Le site Free Gaza a recueilli de nombreux témoignages d’étrangers et de Palestiniens sur place qui donnent une idée de l’ampleur des attaques.

Le Hamas a riposté en tirant plusieurs dizaines de roquettes sur Israël. Un Israélien a été tué et plusieurs ont été blessés à Netivot et Ashkelon.

Le dimanche 28 au matin, les agences de presse annonçaient que l’armée israélienne massait ses troupes terrestres autour de Gaza. Les bombardements avaient repris, les raids israéliens ayant cette fois touché notamment une mosquée et une station de télévision. Selon le ministre de la défense Ehoud Barack, il ne saurait être question d’un cessez-le-feu : « Il faut changer les règles du jeu » (« Israel resumes Gaza bombardment », Al Jazeera English, 28 décembre).

Vendredi, Israël avait de manière exceptionnelle rouvert brièvement trois points de passage et laissé passer plusieurs dizaines de camions. Selon un commentateur israélien qui défend le point de vue de son gouvernement, cette ouverture faisait partie d’actes de « diversion et de camouflage mis en place par le gouvernement ces derniers jours » pour prendre le Hamas par surprise. Le choix d’un jour de shabbat aussi. Le même commentateur, Ron Ben-Yishal, explique le 27 décembre sur le site Ynet la stratégie israélienne : « Shock Tretment in Gaza ».

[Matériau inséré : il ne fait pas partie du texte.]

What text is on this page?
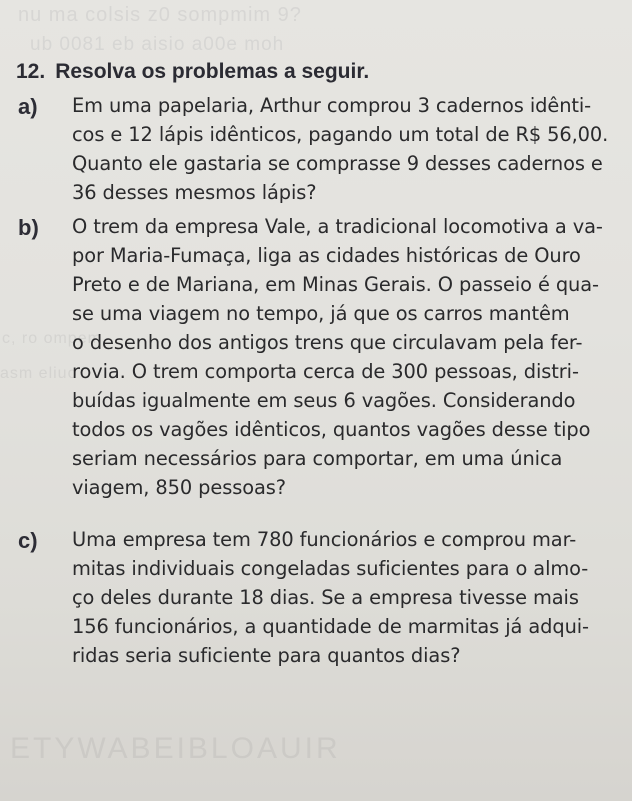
nu ma colsis z0 sompmim 9?
ub 0081 eb aisio a00e moh
c, ro ompem
asm eliuo
ETYWABEIBLOAUIR
12. Resolva os problemas a seguir.
a) Em uma papelaria, Arthur comprou 3 cadernos idênti-
cos e 12 lápis idênticos, pagando um total de R$ 56,00.
Quanto ele gastaria se comprasse 9 desses cadernos e
36 desses mesmos lápis?
b) O trem da empresa Vale, a tradicional locomotiva a va-
por Maria-Fumaça, liga as cidades históricas de Ouro
Preto e de Mariana, em Minas Gerais. O passeio é qua-
se uma viagem no tempo, já que os carros mantêm
o desenho dos antigos trens que circulavam pela fer-
rovia. O trem comporta cerca de 300 pessoas, distri-
buídas igualmente em seus 6 vagões. Considerando
todos os vagões idênticos, quantos vagões desse tipo
seriam necessários para comportar, em uma única
viagem, 850 pessoas?
c) Uma empresa tem 780 funcionários e comprou mar-
mitas individuais congeladas suficientes para o almo-
ço deles durante 18 dias. Se a empresa tivesse mais
156 funcionários, a quantidade de marmitas já adqui-
ridas seria suficiente para quantos dias?
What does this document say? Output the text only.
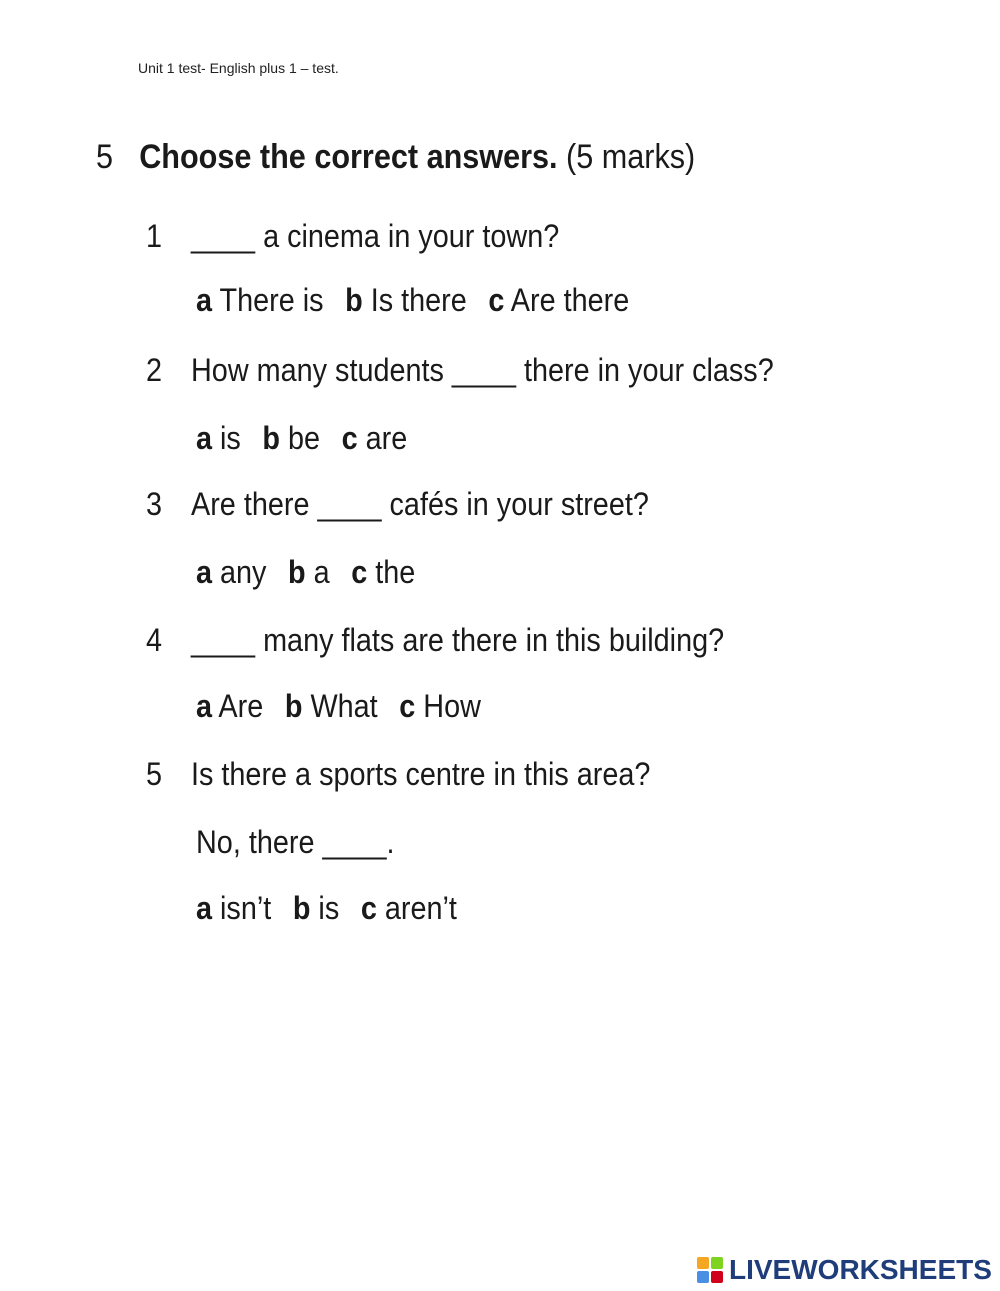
Unit 1 test- English plus 1 – test.
5 Choose the correct answers. (5 marks)
1 ____ a cinema in your town?
a There is b Is there c Are there
2 How many students ____ there in your class?
a is b be c are
3 Are there ____ cafés in your street?
a any b a c the
4 ____ many flats are there in this building?
a Are b What c How
5 Is there a sports centre in this area?
No, there ____.
a isn’t b is c aren’t
LIVEWORKSHEETS
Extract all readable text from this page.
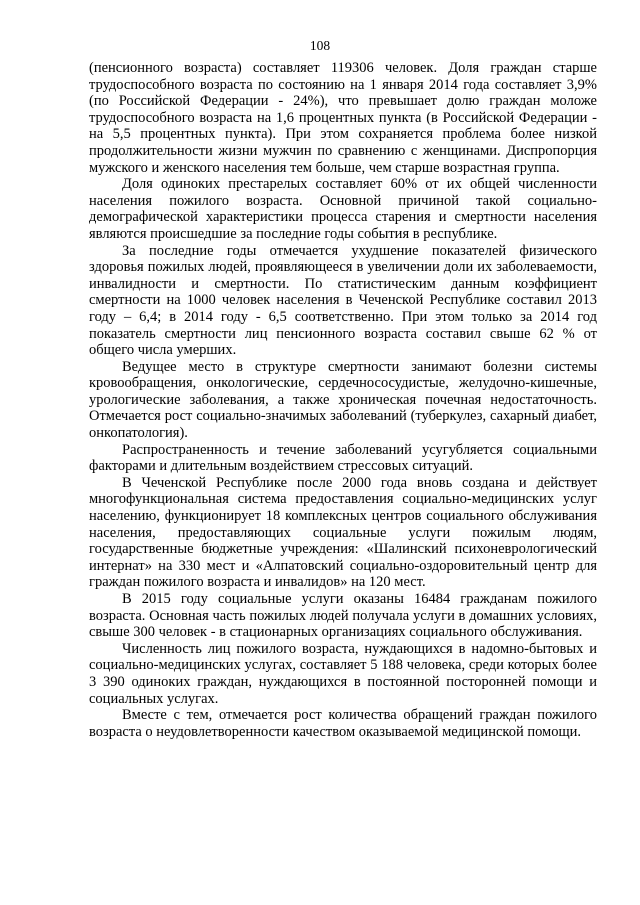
108

(пенсионного возраста) составляет 119306 человек. Доля граждан старше трудоспособного возраста по состоянию на 1 января 2014 года составляет 3,9% (по Российской Федерации - 24%), что превышает долю граждан моложе трудоспособного возраста на 1,6 процентных пункта (в Российской Федерации - на 5,5 процентных пункта). При этом сохраняется проблема более низкой продолжительности жизни мужчин по сравнению с женщинами. Диспропорция мужского и женского населения тем больше, чем старше возрастная группа.

Доля одиноких престарелых составляет 60% от их общей численности населения пожилого возраста. Основной причиной такой социально-демографической характеристики процесса старения и смертности населения являются происшедшие за последние годы события в республике.

За последние годы отмечается ухудшение показателей физического здоровья пожилых людей, проявляющееся в увеличении доли их заболеваемости, инвалидности и смертности. По статистическим данным коэффициент смертности на 1000 человек населения в Чеченской Республике составил 2013 году – 6,4; в 2014 году - 6,5 соответственно. При этом только за 2014 год показатель смертности лиц пенсионного возраста составил свыше 62 % от общего числа умерших.

Ведущее место в структуре смертности занимают болезни системы кровообращения, онкологические, сердечнососудистые, желудочно-кишечные, урологические заболевания, а также хроническая почечная недостаточность. Отмечается рост социально-значимых заболеваний (туберкулез, сахарный диабет, онкопатология).

Распространенность и течение заболеваний усугубляется социальными факторами и длительным воздействием стрессовых ситуаций.

В Чеченской Республике после 2000 года вновь создана и действует многофункциональная система предоставления социально-медицинских услуг населению, функционирует 18 комплексных центров социального обслуживания населения, предоставляющих социальные услуги пожилым людям, государственные бюджетные учреждения: «Шалинский психоневрологический интернат» на 330 мест и «Алпатовский социально-оздоровительный центр для граждан пожилого возраста и инвалидов» на 120 мест.

В 2015 году социальные услуги оказаны 16484 гражданам пожилого возраста. Основная часть пожилых людей получала услуги в домашних условиях, свыше 300 человек - в стационарных организациях социального обслуживания.

Численность лиц пожилого возраста, нуждающихся в надомно-бытовых и социально-медицинских услугах, составляет 5 188 человека, среди которых более 3 390 одиноких граждан, нуждающихся в постоянной посторонней помощи и социальных услугах.

Вместе с тем, отмечается рост количества обращений граждан пожилого возраста о неудовлетворенности качеством оказываемой медицинской помощи.
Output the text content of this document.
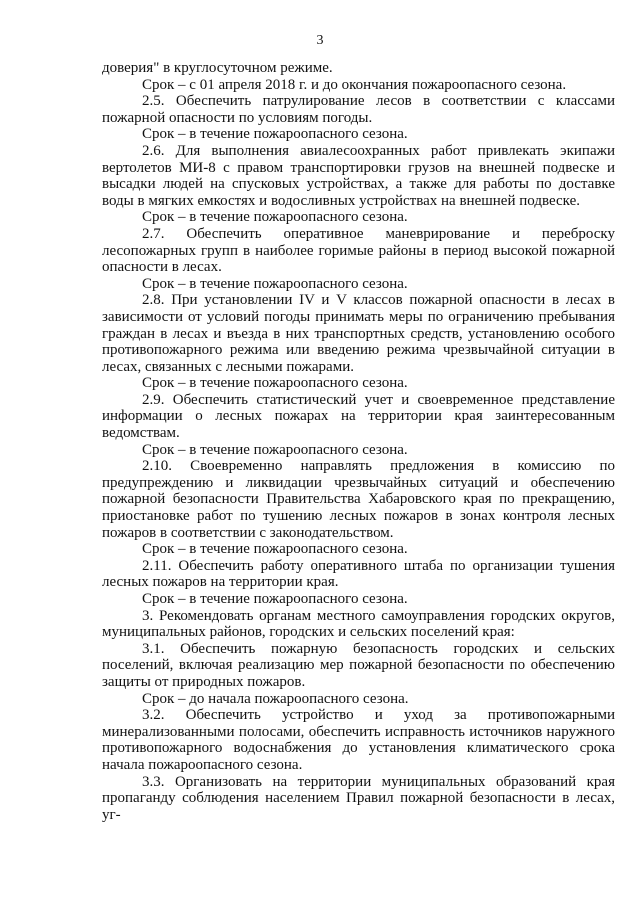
3

доверия" в круглосуточном режиме.

Срок – с 01 апреля 2018 г. и до окончания пожароопасного сезона.

2.5. Обеспечить патрулирование лесов в соответствии с классами пожарной опасности по условиям погоды.

Срок – в течение пожароопасного сезона.

2.6. Для выполнения авиалесоохранных работ привлекать экипажи вертолетов МИ-8 с правом транспортировки грузов на внешней подвеске и высадки людей на спусковых устройствах, а также для работы по доставке воды в мягких емкостях и водосливных устройствах на внешней подвеске.

Срок – в течение пожароопасного сезона.

2.7. Обеспечить оперативное маневрирование и переброску лесопожарных групп в наиболее горимые районы в период высокой пожарной опасности в лесах.

Срок – в течение пожароопасного сезона.

2.8. При установлении IV и V классов пожарной опасности в лесах в зависимости от условий погоды принимать меры по ограничению пребывания граждан в лесах и въезда в них транспортных средств, установлению особого противопожарного режима или введению режима чрезвычайной ситуации в лесах, связанных с лесными пожарами.

Срок – в течение пожароопасного сезона.

2.9. Обеспечить статистический учет и своевременное представление информации о лесных пожарах на территории края заинтересованным ведомствам.

Срок – в течение пожароопасного сезона.

2.10. Своевременно направлять предложения в комиссию по предупреждению и ликвидации чрезвычайных ситуаций и обеспечению пожарной безопасности Правительства Хабаровского края по прекращению, приостановке работ по тушению лесных пожаров в зонах контроля лесных пожаров в соответствии с законодательством.

Срок – в течение пожароопасного сезона.

2.11. Обеспечить работу оперативного штаба по организации тушения лесных пожаров на территории края.

Срок – в течение пожароопасного сезона.

3. Рекомендовать органам местного самоуправления городских округов, муниципальных районов, городских и сельских поселений края:

3.1. Обеспечить пожарную безопасность городских и сельских поселений, включая реализацию мер пожарной безопасности по обеспечению защиты от природных пожаров.

Срок – до начала пожароопасного сезона.

3.2. Обеспечить устройство и уход за противопожарными минерализованными полосами, обеспечить исправность источников наружного противопожарного водоснабжения до установления климатического срока начала пожароопасного сезона.

3.3. Организовать на территории муниципальных образований края пропаганду соблюдения населением Правил пожарной безопасности в лесах, уг-
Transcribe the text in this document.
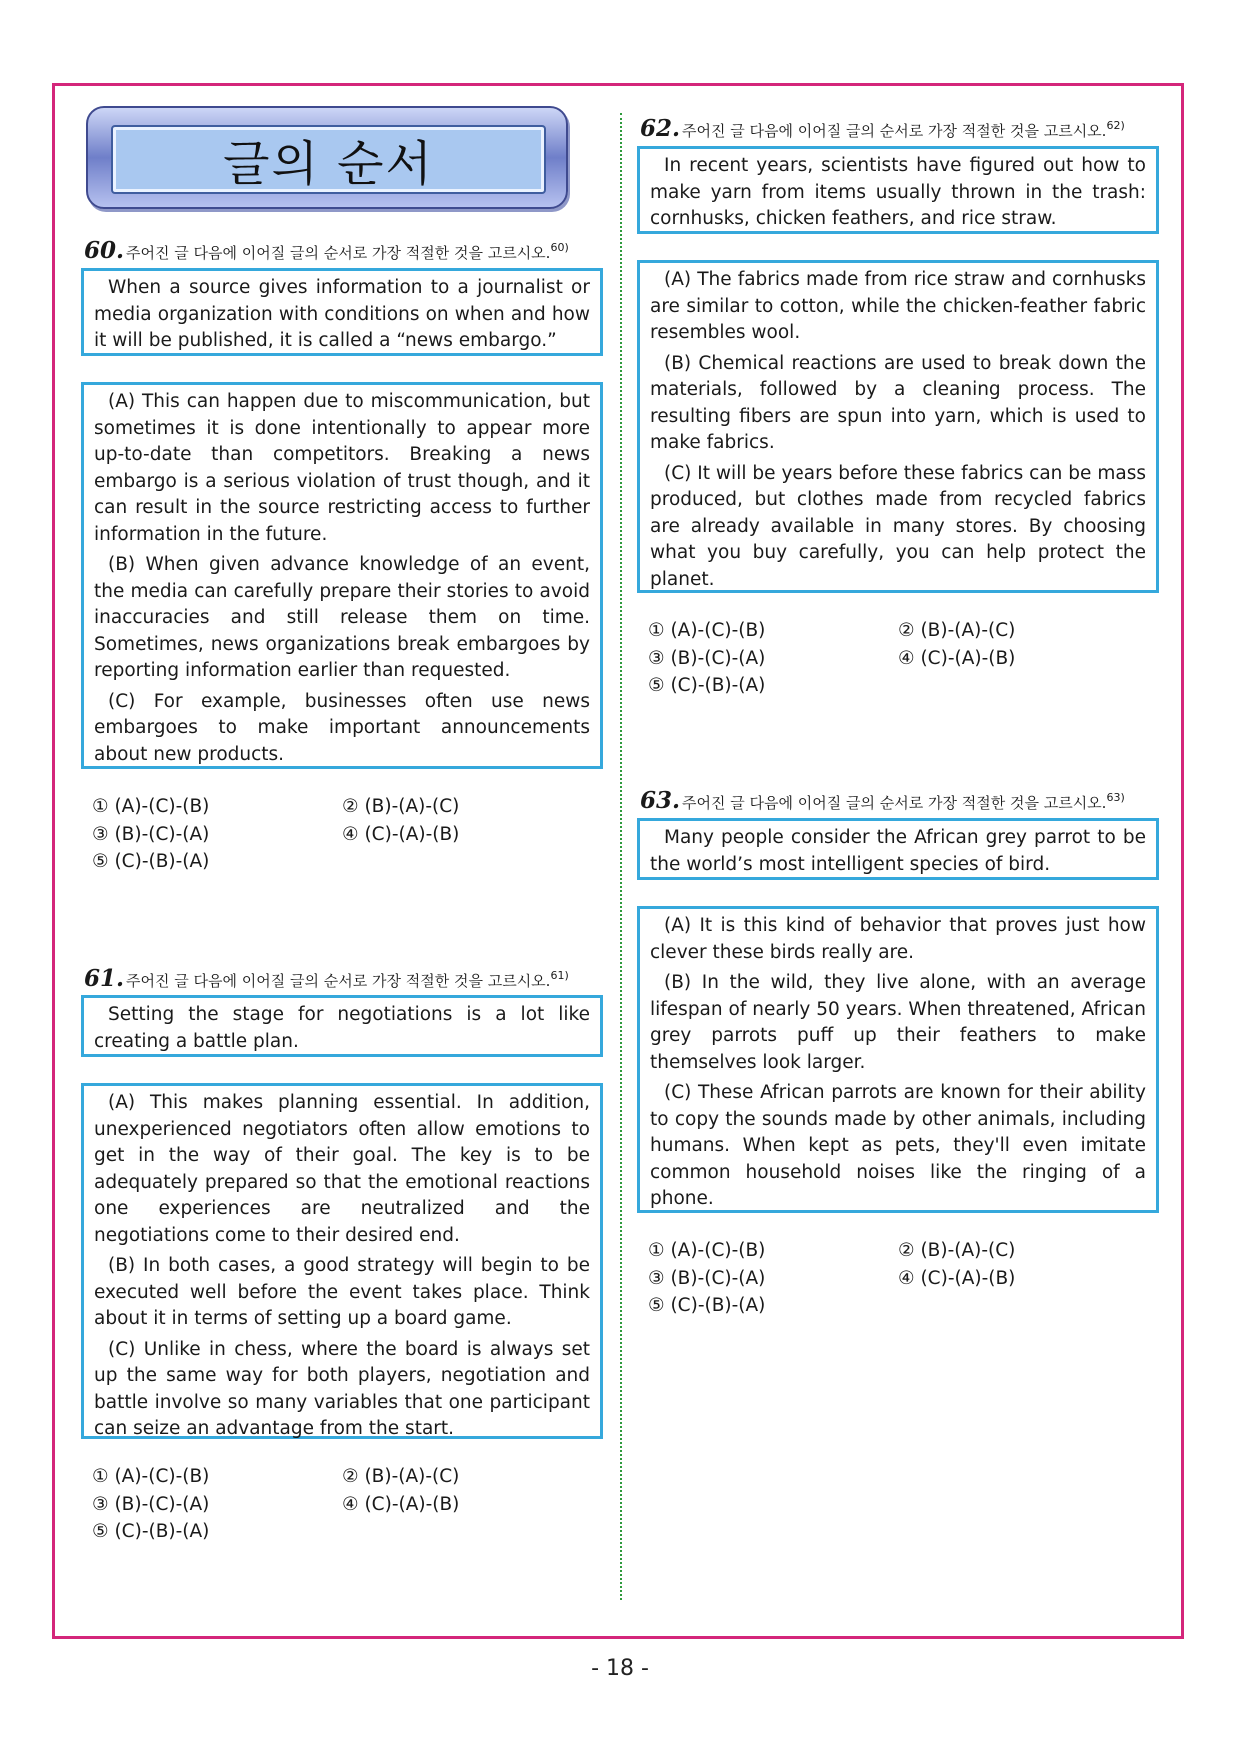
글의 순서
60. 주어진 글 다음에 이어질 글의 순서로 가장 적절한 것을 고르시오.$^{60)}$

When a source gives information to a journalist or media organization with conditions on when and how it will be published, it is called a “news embargo.”

(A) This can happen due to miscommunication, but sometimes it is done intentionally to appear more up-to-date than competitors. Breaking a news embargo is a serious violation of trust though, and it can result in the source restricting access to further information in the future.

(B) When given advance knowledge of an event, the media can carefully prepare their stories to avoid inaccuracies and still release them on time. Sometimes, news organizations break embargoes by reporting information earlier than requested.

(C) For example, businesses often use news embargoes to make important announcements about new products.

① (A)-(C)-(B)	② (B)-(A)-(C)
③ (B)-(C)-(A)	④ (C)-(A)-(B)
⑤ (C)-(B)-(A)
61. 주어진 글 다음에 이어질 글의 순서로 가장 적절한 것을 고르시오.$^{61)}$

Setting the stage for negotiations is a lot like creating a battle plan.

(A) This makes planning essential. In addition, unexperienced negotiators often allow emotions to get in the way of their goal. The key is to be adequately prepared so that the emotional reactions one experiences are neutralized and the negotiations come to their desired end.

(B) In both cases, a good strategy will begin to be executed well before the event takes place. Think about it in terms of setting up a board game.

(C) Unlike in chess, where the board is always set up the same way for both players, negotiation and battle involve so many variables that one participant can seize an advantage from the start.

① (A)-(C)-(B)	② (B)-(A)-(C)
③ (B)-(C)-(A)	④ (C)-(A)-(B)
⑤ (C)-(B)-(A)
62. 주어진 글 다음에 이어질 글의 순서로 가장 적절한 것을 고르시오.$^{62)}$

In recent years, scientists have figured out how to make yarn from items usually thrown in the trash: cornhusks, chicken feathers, and rice straw.

(A) The fabrics made from rice straw and cornhusks are similar to cotton, while the chicken-feather fabric resembles wool.

(B) Chemical reactions are used to break down the materials, followed by a cleaning process. The resulting fibers are spun into yarn, which is used to make fabrics.

(C) It will be years before these fabrics can be mass produced, but clothes made from recycled fabrics are already available in many stores. By choosing what you buy carefully, you can help protect the planet.

① (A)-(C)-(B)	② (B)-(A)-(C)
③ (B)-(C)-(A)	④ (C)-(A)-(B)
⑤ (C)-(B)-(A)
63. 주어진 글 다음에 이어질 글의 순서로 가장 적절한 것을 고르시오.$^{63)}$

Many people consider the African grey parrot to be the world’s most intelligent species of bird.

(A) It is this kind of behavior that proves just how clever these birds really are.

(B) In the wild, they live alone, with an average lifespan of nearly 50 years. When threatened, African grey parrots puff up their feathers to make themselves look larger.

(C) These African parrots are known for their ability to copy the sounds made by other animals, including humans. When kept as pets, they'll even imitate common household noises like the ringing of a phone.

① (A)-(C)-(B)	② (B)-(A)-(C)
③ (B)-(C)-(A)	④ (C)-(A)-(B)
⑤ (C)-(B)-(A)
- 18 -
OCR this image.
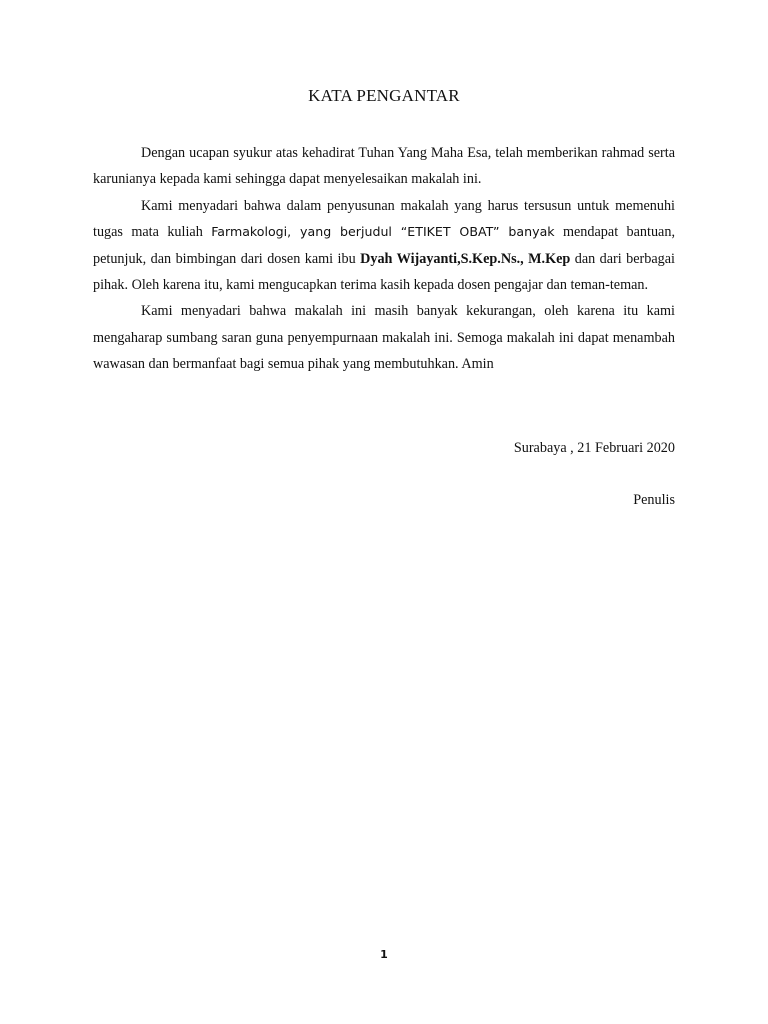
KATA PENGANTAR

Dengan ucapan syukur atas kehadirat Tuhan Yang Maha Esa, telah memberikan rahmad serta karunianya kepada kami sehingga dapat menyelesaikan makalah ini.

Kami menyadari bahwa dalam penyusunan makalah yang harus tersusun untuk memenuhi tugas mata kuliah Farmakologi, yang berjudul “ETIKET OBAT” banyak mendapat bantuan, petunjuk, dan bimbingan dari dosen kami ibu Dyah Wijayanti,S.Kep.Ns., M.Kep dan dari berbagai pihak. Oleh karena itu, kami mengucapkan terima kasih kepada dosen pengajar dan teman-teman.

Kami menyadari bahwa makalah ini masih banyak kekurangan, oleh karena itu kami mengaharap sumbang saran guna penyempurnaan makalah ini. Semoga makalah ini dapat menambah wawasan dan bermanfaat bagi semua pihak yang membutuhkan. Amin

Surabaya , 21 Februari 2020
Penulis
1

« Ce qui a commencé à Gaza samedi matin est apparemment une action limitée visant à obtenir un cessez-le-feu à long terme entre le Hamas et Israël selon des termes favorables à Israël. Ces termes comprendraient la fin des attaques au mortier et à la roquette ; la fin des attaques terroristes à travers la frontière de Gaza ; des négociations sérieuses pour la libération de Gilad Shalit ; et un arrêt du renforcement militaire du Hamas.

Le moyen pour garantir les objectifs mentionnés est, littéralement, un “traitement de choc”. Ainsi, le Hamas ne sera plus capable d’être à l’initiative, et c’est Israël qui prendra l’initiative et montrera au Hamas qu’il répondra de manière “disproportionnée” chaque fois que les résidents du Negev occidental seront frappés. A ce stade, nous ne parlons pas de renverser le régime du Hamas, mais plutôt de formuler de nouvelles règles du jeu et d’un effort pour pousser le Hamas à accepter un nouveau cessez-le-feu. »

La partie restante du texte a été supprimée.